Another user says, “Nashvillians can’t afford to live in Nashville anymore.” This aforementioned “Airbnb effect” could spill over to small businesses and residents, increasing tensions between locals, Airbnb hosts and vacationers unaware of their impact on these communities.

Airbnb speaks out

Meanwhile, there are currently more Airbnb listings in New York City than apartments for rent. Douglas Ellman reports that there are 7,669 units available in New York, compared to 10,572 Airbnb rentals.

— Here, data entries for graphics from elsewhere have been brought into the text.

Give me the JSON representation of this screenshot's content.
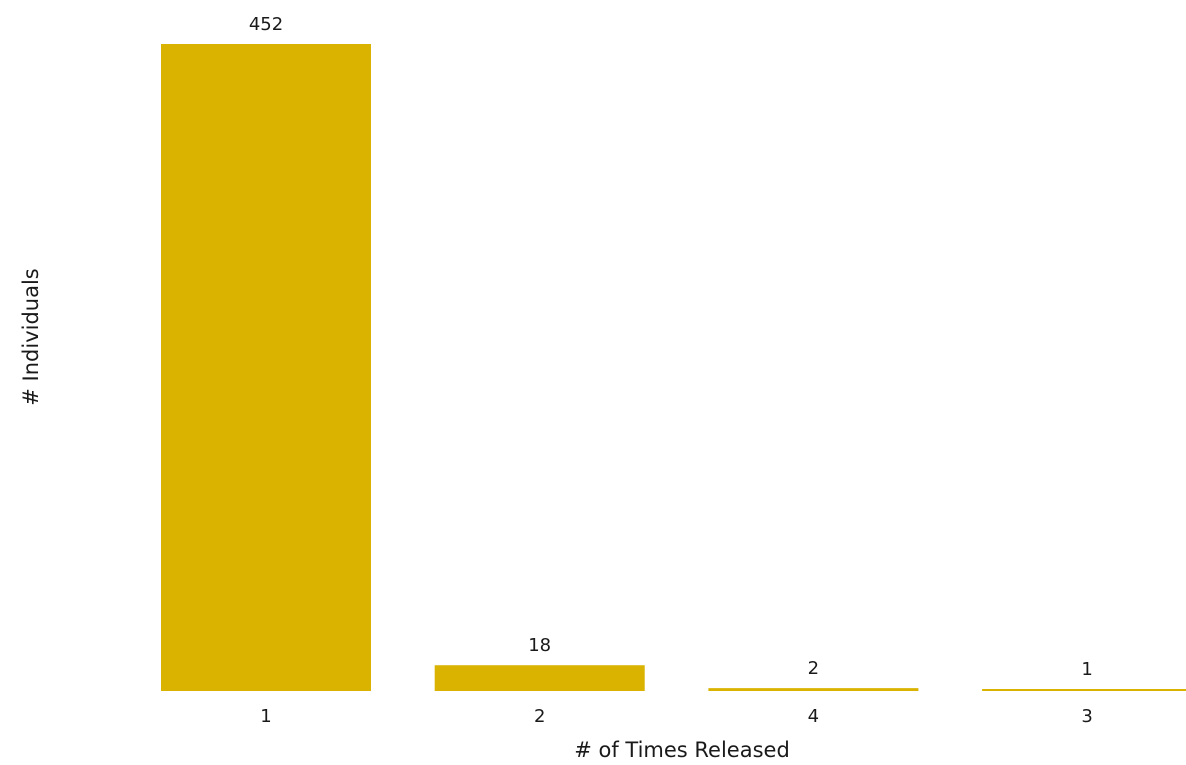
{
  "chart_data": {
    "type": "bar",
    "categories": [
      "1",
      "2",
      "4",
      "3"
    ],
    "values": [
      452,
      18,
      2,
      1
    ],
    "title": "",
    "xlabel": "# of Times Released",
    "ylabel": "# Individuals",
    "ylim": [
      0,
      452
    ],
    "grid": false,
    "legend": "none",
    "bar_color": "#D9B300",
    "show_data_labels": true
  }
}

“New York City hasn’t built enough affordable housing,” Airbnb said. “Rather than attacking ordinary people who use their homes to help pay bills and cover rising food and other costs,” the spokesperson says, “leaders need to focus on building more homes. for the people”.

This isn’t the first time Airbnb has had to come to its own defense. While some Arizona residents might criticize Airbnb’s intrusive efforts, they’ve compiled data to suggest they’re boosting Arizona’s economy.

A report by Rounds Consulting Group showed that short-term rentals supported more than 75,000 jobs in Arizona in 2021. They contributed $2.8 billion in labor income, $6.6 billion from expenses customers and $500 million in state and local tax revenue.

And the housing crisis?

In a study published a few years ago, researchers Kyle Barron, Edward Kung and Davide Proserpio investigated the effects of Airbnb on rents and house prices. They found that a 1% increase in Airbnb listings leads to a 0.018% increase in rents and 0.026% in house prices.

While these margins may be low, coupled with the aftermath of the pandemic and the vitriol expressed by communities, it is more likely than not that Airbnb has contributed to a spike in house prices, although the rental app at short term may not be entirely to blame.

Since its inception 15 years ago, Airbnb has proven to be a powerful and practical force alongside other apps such as Seamless and Netflix. Yet their success comes at a price. We will slowly observe the long-term effects of these applications that became popular in the early 2010s and their impact on the economy. And soon we will have an answer to our question: is the convenience of apps worth it?